Looking for the right ways to turn to data science? Well, those degrees will give you a huge advantage. And definitely a degree at C-S qualifies you for this satisfying and demanding career. Welcome to this 3-6-5 series of videos on data science where we will explore how to get into data science. We’re going to make the transition from Computer Science today and discuss the steps that you need to take to join one of the hottest career areas. We’re going to answer some of the most important questions that go through your brain, like: “Can I,” “Should I” and “How can I” make this changeover.

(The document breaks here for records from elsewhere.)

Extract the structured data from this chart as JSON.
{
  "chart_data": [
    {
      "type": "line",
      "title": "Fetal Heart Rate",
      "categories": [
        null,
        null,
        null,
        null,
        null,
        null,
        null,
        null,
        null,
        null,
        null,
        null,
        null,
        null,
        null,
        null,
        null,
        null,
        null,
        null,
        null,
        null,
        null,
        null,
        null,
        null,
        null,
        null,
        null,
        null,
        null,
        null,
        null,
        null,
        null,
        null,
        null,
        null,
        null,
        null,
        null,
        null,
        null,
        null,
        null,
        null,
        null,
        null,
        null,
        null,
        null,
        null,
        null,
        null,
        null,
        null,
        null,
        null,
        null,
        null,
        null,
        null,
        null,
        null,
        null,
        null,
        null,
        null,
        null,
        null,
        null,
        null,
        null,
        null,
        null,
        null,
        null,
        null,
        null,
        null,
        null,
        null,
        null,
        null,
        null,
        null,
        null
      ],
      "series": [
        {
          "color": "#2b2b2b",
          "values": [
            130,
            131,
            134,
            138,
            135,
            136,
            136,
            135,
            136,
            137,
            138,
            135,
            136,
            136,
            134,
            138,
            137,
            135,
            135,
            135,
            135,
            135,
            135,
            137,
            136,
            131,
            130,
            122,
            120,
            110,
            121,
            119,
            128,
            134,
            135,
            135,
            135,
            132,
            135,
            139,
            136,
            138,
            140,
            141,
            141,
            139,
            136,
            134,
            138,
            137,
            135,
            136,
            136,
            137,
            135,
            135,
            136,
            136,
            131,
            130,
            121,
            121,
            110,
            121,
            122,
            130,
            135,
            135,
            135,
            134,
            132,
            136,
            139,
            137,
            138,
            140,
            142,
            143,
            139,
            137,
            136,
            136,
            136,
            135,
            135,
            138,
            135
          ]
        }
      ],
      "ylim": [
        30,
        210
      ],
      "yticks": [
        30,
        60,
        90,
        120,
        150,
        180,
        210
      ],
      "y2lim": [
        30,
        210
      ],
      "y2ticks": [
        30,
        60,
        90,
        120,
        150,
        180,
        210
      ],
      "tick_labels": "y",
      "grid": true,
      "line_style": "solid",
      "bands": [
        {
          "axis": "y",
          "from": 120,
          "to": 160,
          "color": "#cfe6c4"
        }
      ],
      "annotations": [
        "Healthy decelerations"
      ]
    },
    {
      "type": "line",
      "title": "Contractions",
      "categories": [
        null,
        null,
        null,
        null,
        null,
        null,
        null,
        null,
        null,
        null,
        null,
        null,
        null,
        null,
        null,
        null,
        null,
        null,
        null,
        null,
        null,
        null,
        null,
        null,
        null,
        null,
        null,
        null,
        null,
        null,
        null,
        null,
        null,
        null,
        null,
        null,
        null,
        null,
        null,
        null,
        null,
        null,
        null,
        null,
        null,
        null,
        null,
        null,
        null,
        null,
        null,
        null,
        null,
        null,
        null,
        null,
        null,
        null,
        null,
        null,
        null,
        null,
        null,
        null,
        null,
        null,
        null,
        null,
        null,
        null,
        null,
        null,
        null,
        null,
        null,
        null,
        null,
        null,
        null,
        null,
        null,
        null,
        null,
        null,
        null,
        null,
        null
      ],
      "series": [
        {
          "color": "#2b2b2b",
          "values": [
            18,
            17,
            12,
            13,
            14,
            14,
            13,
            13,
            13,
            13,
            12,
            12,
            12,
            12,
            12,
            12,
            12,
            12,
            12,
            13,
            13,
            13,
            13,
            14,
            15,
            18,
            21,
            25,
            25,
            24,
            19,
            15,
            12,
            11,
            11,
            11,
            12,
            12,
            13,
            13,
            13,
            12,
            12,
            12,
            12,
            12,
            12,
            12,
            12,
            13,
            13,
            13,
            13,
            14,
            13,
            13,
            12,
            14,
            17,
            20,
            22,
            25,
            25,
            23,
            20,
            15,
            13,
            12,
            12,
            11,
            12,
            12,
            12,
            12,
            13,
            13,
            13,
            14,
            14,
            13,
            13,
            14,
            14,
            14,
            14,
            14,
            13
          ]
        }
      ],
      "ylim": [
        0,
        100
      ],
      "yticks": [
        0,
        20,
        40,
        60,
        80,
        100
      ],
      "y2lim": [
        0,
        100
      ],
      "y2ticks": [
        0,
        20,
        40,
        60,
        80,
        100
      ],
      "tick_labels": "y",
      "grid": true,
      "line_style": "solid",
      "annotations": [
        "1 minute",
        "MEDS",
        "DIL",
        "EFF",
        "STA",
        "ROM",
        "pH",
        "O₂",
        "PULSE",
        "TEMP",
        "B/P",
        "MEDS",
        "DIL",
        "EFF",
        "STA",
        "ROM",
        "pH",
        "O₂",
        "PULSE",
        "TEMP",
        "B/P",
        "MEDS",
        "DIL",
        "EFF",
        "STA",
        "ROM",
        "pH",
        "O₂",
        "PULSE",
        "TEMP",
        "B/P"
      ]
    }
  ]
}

We’re going to talk about the pros and cons and give you some tried and tested tips for moving into data science. Let’s start with “Can I make the changeover? “Well, no one else can, if you can’t. A degree in C-S trains you to be a code-savvy professional with good critical thinking, and a passion for innovative software solutions-making you the top choice for employers in data science. you score : The first and the most important advantage a C-S background gives you is spectacular problem-solving skills. Computer scientists excel in times of difficulty. And the resolution of complex issues is just a daily part of their lifestyle! In essence, what they do every day is recognise a issue,
Translating it to your computer, and finding the smartest way to do it. Then again and again. A graduate of C-S rushes in and seeks approaches where others are scared to tread making them a leading figure in every data science team. Second-Writing a code which others can access and understand. This is one of the most important skills for someone who works in data science. What is that for? For one thing it saves everyone associated a lot of time. If your code is hard to follow, nobody’s going to want to use it..

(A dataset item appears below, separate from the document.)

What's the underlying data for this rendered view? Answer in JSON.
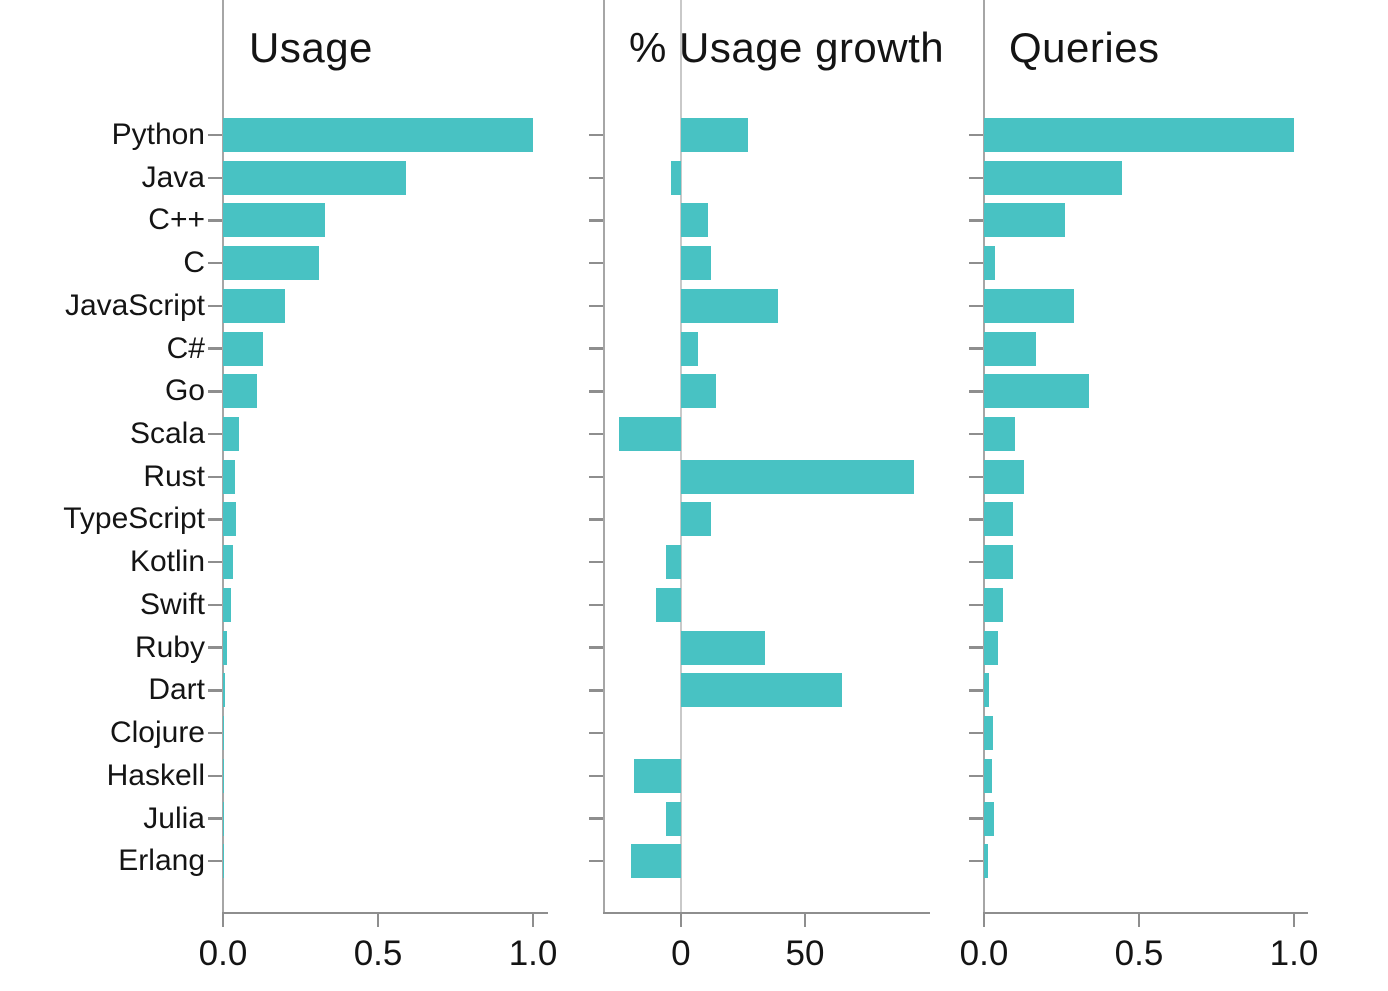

Especially in a fast-paced business environment where teammates from data science should be running like a well-oiled machine. On the other side, volumes is spoken by writing readable code that follows best practices. It shows you are excellent at communicating to others your way of thinking, which is undeniably important for a data scientist working within a cross-functional team. You obviously know how to do that as a C-S person so this box is ticked! And third – to provide an incredibly flexible toolbox. Data scientists never travel solo. That said, the ability to work with TTD or version control systems, such as Git, is important to manage the code:
Including past updates, pace of execution and project creation. A data science team needs someone who knows how to track the timelines or test if the code is properly labeled. Not many people are highly skilled at that, but a graduate of the C-S has the understand-how that gives them an edge for sure. Just perfect. We believe you now know that transitioning from computer science into data science is not a matter of “Can I? “Instead of” Will I? “Well, each person is different, their career choices are different. Data Science has been “discovered” recently and it seems a challenge to give it a worldwide definition. Comprehending the data science industry is a difficult task because of that..
We might conclude that becoming a Data Scientist in most cases would allow you to work in a unpredictable, constantly evolving and demanding environment. And, yes, there wasn’t a Data Science work 20 years ago … So you can wonder “Why? “The biggest explanation is that there wasn’t that much evidence to deal with. Yet now this is not the case. There are 2.5 quintillion bytes of data generated daily and companies are in desperate need of people working on it to better our lifestyle, wellbeing and more … However, the demand for data science talent is so high that it will be difficult for the supply to catch up for many years to come! It also describes the annual base salary of $100,000 + and why statistics like Glass door’s 50 Best Jobs have consistently named Data Science the winner for the past few years.
Consider this – today’s data science is very similar to how computer science was viewed back in 2005. Currently D-S and C-S are very close in that they obey the same laws of demand and supply … but only with a delay of 20 years. And, you might might as well take advantage of that before the market is overcrowded with highly qualified data scientists and wages start plateauing up. So, how do you do it? Knowing how to code you’ve already put the DS job on the fast track. In terms of intelligence, what you might skip is: Statistics –Computer scientists boast a deterministic mentality.
This drives them to want to have explored all the possibilities. And that’s fine, but for you to be a data scientist, you need to switch to a statistical or even better mentality – a probabilistic one. Why? For what? Ok, regardless of how data science works-things obey distributions and for every probability there are probabilities. So, adapting to that is a whole new way of thought. Computer and machine learning are typically not included in the C-S program, you were correctly. But it will offer you a huge competitive edge, namely sharp predictive modeling skills and advanced deep learning technologies.
Fortunately, there are plenty of post-graduate qualifications and online trainings that will help you get there.